I find this idea so interesting for several reasons.
- Here’s a University teaching non-degree courses for the direct economic impact on its community.
- Here’s the economy (industry, job-seekers) relying on the shared resource of the University to do things that they can’t do themselves under economic conditions.
- Here’s a University-as-economic-entity offering a loss-leader. The article goes on to say that several people who took the courses last year are in Masters programs this year. Offering courses free or at a discount to gain market share is so Internet-age!
What CS teachers know: PCK for CS Ed
I’m teaching educational technology again this semester (along with a senior design class — it’s a two-fer semester). We always read chapters from How People Learn which is an amazing book for providing a gentle introduction to a wide swath of learning theory. We just read a section introducing pedagogical content knowledge (PCK):
Shulman (1986, 1987) argues that pedagogical content knowledge is not equivalent to knowledge of a content domain plus a generic set of teaching strategies; instead, teaching strategies differ across disciplines. Expert teachers know the kinds of difficulties that students are likely to face; they know how to tap into students’ existing knowledge in order to make new information meaningful; and they know how to assess their students’ progress.
via How People Learn: Brain, Mind, Experience, and School.
This section is always a hotbed for discussion among my students. There are two main strands of discussion that come out of this section.

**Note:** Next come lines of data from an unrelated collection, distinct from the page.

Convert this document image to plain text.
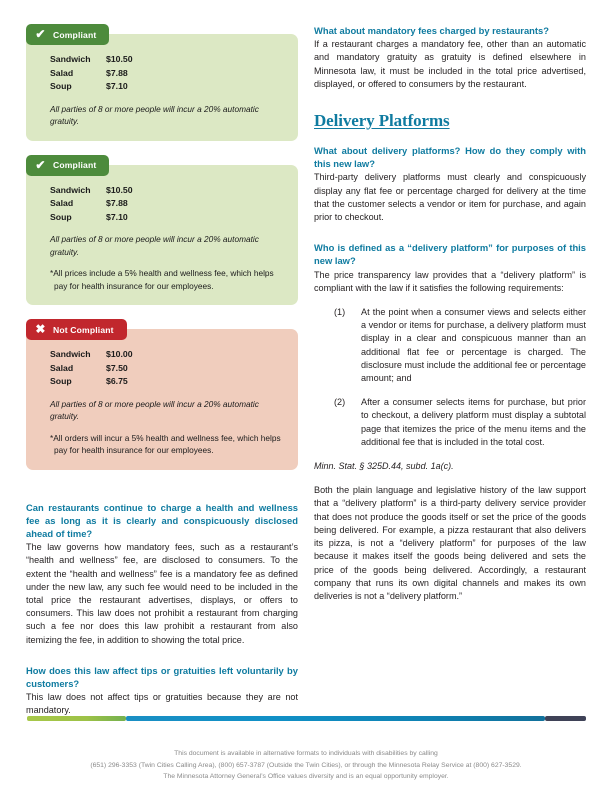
✔ Compliant
Sandwich	$10.50
Salad	$7.88
Soup	$7.10
All parties of 8 or more people will incur a 20% automatic gratuity.
✔ Compliant
Sandwich	$10.50
Salad	$7.88
Soup	$7.10
All parties of 8 or more people will incur a 20% automatic gratuity.
*All prices include a 5% health and wellness fee, which helps pay for health insurance for our employees.
✖ Not Compliant
Sandwich	$10.00
Salad	$7.50
Soup	$6.75
All parties of 8 or more people will incur a 20% automatic gratuity.
*All orders will incur a 5% health and wellness fee, which helps pay for health insurance for our employees.
Can restaurants continue to charge a health and wellness fee as long as it is clearly and conspicuously disclosed ahead of time?
The law governs how mandatory fees, such as a restaurant’s “health and wellness” fee, are disclosed to consumers. To the extent the “health and wellness” fee is a mandatory fee as defined under the new law, any such fee would need to be included in the total price the restaurant advertises, displays, or offers to consumers. This law does not prohibit a restaurant from charging such a fee nor does this law prohibit a restaurant from also itemizing the fee, in addition to showing the total price.
How does this law affect tips or gratuities left voluntarily by customers?
This law does not affect tips or gratuities because they are not mandatory.
What about mandatory fees charged by restaurants?
If a restaurant charges a mandatory fee, other than an automatic and mandatory gratuity as gratuity is defined elsewhere in Minnesota law, it must be included in the total price advertised, displayed, or offered to consumers by the restaurant.
Delivery Platforms
What about delivery platforms? How do they comply with this new law?
Third-party delivery platforms must clearly and conspicuously display any flat fee or percentage charged for delivery at the time that the customer selects a vendor or item for purchase, and again prior to checkout.
Who is defined as a “delivery platform” for purposes of this new law?
The price transparency law provides that a “delivery platform” is compliant with the law if it satisfies the following requirements:
(1) At the point when a consumer views and selects either a vendor or items for purchase, a delivery platform must display in a clear and conspicuous manner than an additional flat fee or percentage is charged. The disclosure must include the additional fee or percentage amount; and
(2) After a consumer selects items for purchase, but prior to checkout, a delivery platform must display a subtotal page that itemizes the price of the menu items and the additional fee that is included in the total cost.
Minn. Stat. § 325D.44, subd. 1a(c).
Both the plain language and legislative history of the law support that a “delivery platform” is a third-party delivery service provider that does not produce the goods itself or set the price of the goods being delivered. For example, a pizza restaurant that also delivers its pizza, is not a “delivery platform” for purposes of the law because it makes itself the goods being delivered and sets the price of the goods being delivered. Accordingly, a restaurant company that runs its own digital channels and makes its own deliveries is not a “delivery platform.”
This document is available in alternative formats to individuals with disabilities by calling
(651) 296-3353 (Twin Cities Calling Area), (800) 657-3787 (Outside the Twin Cities), or through the Minnesota Relay Service at (800) 627-3529.
The Minnesota Attorney General’s Office values diversity and is an equal opportunity employer.
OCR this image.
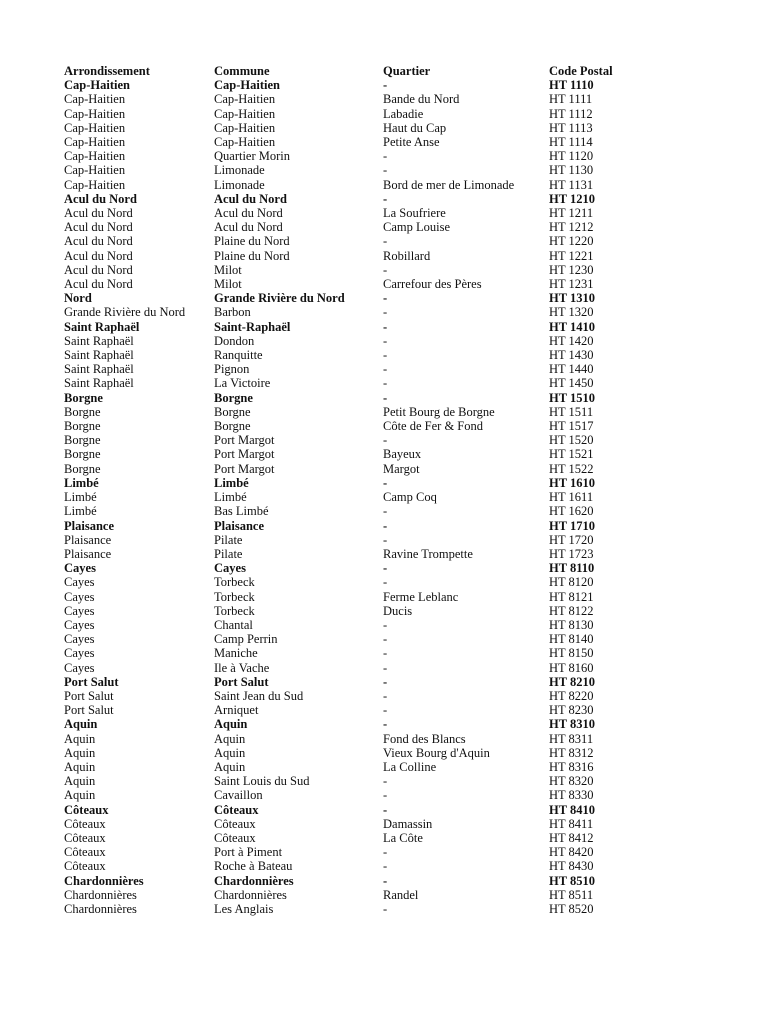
Arrondissement	Commune	Quartier	Code Postal
Cap-Haitien	Cap-Haitien	-	HT 1110
Cap-Haitien	Cap-Haitien	Bande du Nord	HT 1111
Cap-Haitien	Cap-Haitien	Labadie	HT 1112
Cap-Haitien	Cap-Haitien	Haut du Cap	HT 1113
Cap-Haitien	Cap-Haitien	Petite Anse	HT 1114
Cap-Haitien	Quartier Morin	-	HT 1120
Cap-Haitien	Limonade	-	HT 1130
Cap-Haitien	Limonade	Bord de mer de Limonade	HT 1131
Acul du Nord	Acul du Nord	-	HT 1210
Acul du Nord	Acul du Nord	La Soufriere	HT 1211
Acul du Nord	Acul du Nord	Camp Louise	HT 1212
Acul du Nord	Plaine du Nord	-	HT 1220
Acul du Nord	Plaine du Nord	Robillard	HT 1221
Acul du Nord	Milot	-	HT 1230
Acul du Nord	Milot	Carrefour des Pères	HT 1231
Nord	Grande Rivière du Nord	-	HT 1310
Grande Rivière du Nord	Barbon	-	HT 1320
Saint Raphaël	Saint-Raphaël	-	HT 1410
Saint Raphaël	Dondon	-	HT 1420
Saint Raphaël	Ranquitte	-	HT 1430
Saint Raphaël	Pignon	-	HT 1440
Saint Raphaël	La Victoire	-	HT 1450
Borgne	Borgne	-	HT 1510
Borgne	Borgne	Petit Bourg de Borgne	HT 1511
Borgne	Borgne	Côte de Fer & Fond	HT 1517
Borgne	Port Margot	-	HT 1520
Borgne	Port Margot	Bayeux	HT 1521
Borgne	Port Margot	Margot	HT 1522
Limbé	Limbé	-	HT 1610
Limbé	Limbé	Camp Coq	HT 1611
Limbé	Bas Limbé	-	HT 1620
Plaisance	Plaisance	-	HT 1710
Plaisance	Pilate	-	HT 1720
Plaisance	Pilate	Ravine Trompette	HT 1723
Cayes	Cayes	-	HT 8110
Cayes	Torbeck	-	HT 8120
Cayes	Torbeck	Ferme Leblanc	HT 8121
Cayes	Torbeck	Ducis	HT 8122
Cayes	Chantal	-	HT 8130
Cayes	Camp Perrin	-	HT 8140
Cayes	Maniche	-	HT 8150
Cayes	Ile à Vache	-	HT 8160
Port Salut	Port Salut	-	HT 8210
Port Salut	Saint Jean du Sud	-	HT 8220
Port Salut	Arniquet	-	HT 8230
Aquin	Aquin	-	HT 8310
Aquin	Aquin	Fond des Blancs	HT 8311
Aquin	Aquin	Vieux Bourg d'Aquin	HT 8312
Aquin	Aquin	La Colline	HT 8316
Aquin	Saint Louis du Sud	-	HT 8320
Aquin	Cavaillon	-	HT 8330
Côteaux	Côteaux	-	HT 8410
Côteaux	Côteaux	Damassin	HT 8411
Côteaux	Côteaux	La Côte	HT 8412
Côteaux	Port à Piment	-	HT 8420
Côteaux	Roche à Bateau	-	HT 8430
Chardonnières	Chardonnières	-	HT 8510
Chardonnières	Chardonnières	Randel	HT 8511
Chardonnières	Les Anglais	-	HT 8520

First, it’s pretty clear that higher education explicitly disbelieves in the existence of PCK. Instead, we act upon the belief that knowing a lot about your domain (e.g., getting a Ph.D. in a topic, having an on-going research program) makes you qualified to teach in post-secondary education — arguably the most important level of education for addressing social inequality. It’s an important job, and colleges and universities don’t do much to make sure that the job is done well. When we get to this part of the chapter, the students launch into tirades (that I try to moderate) about the poor teaching quality that they find in college, and worse, the lack of interest in making it better. That’s not a computing-only issue, of course.
The second theme, which I emphasize more than the students, is the challenge of identifying PCK for computing education. I’ve spoken to people at several places that are trying to put together degree programs or certification/endorsement programs around computing education. In all of these efforts, they need “methods courses” — the courses where teachers are taught PCK. It’s not obvious what the content is for those methods courses.
So, what would you teach a new teacher about teaching PCK for computing education? Sure, you’d teach that you can use the spring-loaded cafeteria tray/plate holders as a model for a stack — that’s clearly part of our methods, part of the PCK for computing education. Everybody uses that example. What else? I think there is a lot to include in such a class, from pair programming as a learning method, to the work in Commonsense Computing to define baseline understanding, to contextualized computing education as an organizing principle, to tools and IDEs and interactions between them (like Barb’s Alice-integration-with-Java approach). There is a lot of teaching lore associated with a particular method, such as the procedures and processes of TeachScheme, and Logo teaching methods like “Ask-two-before me” (which is how I learned it in the 1980’s, which I know see as “Ask 3 before me.”) The challenge is drawing together these disparate pieces into a cohesive whole.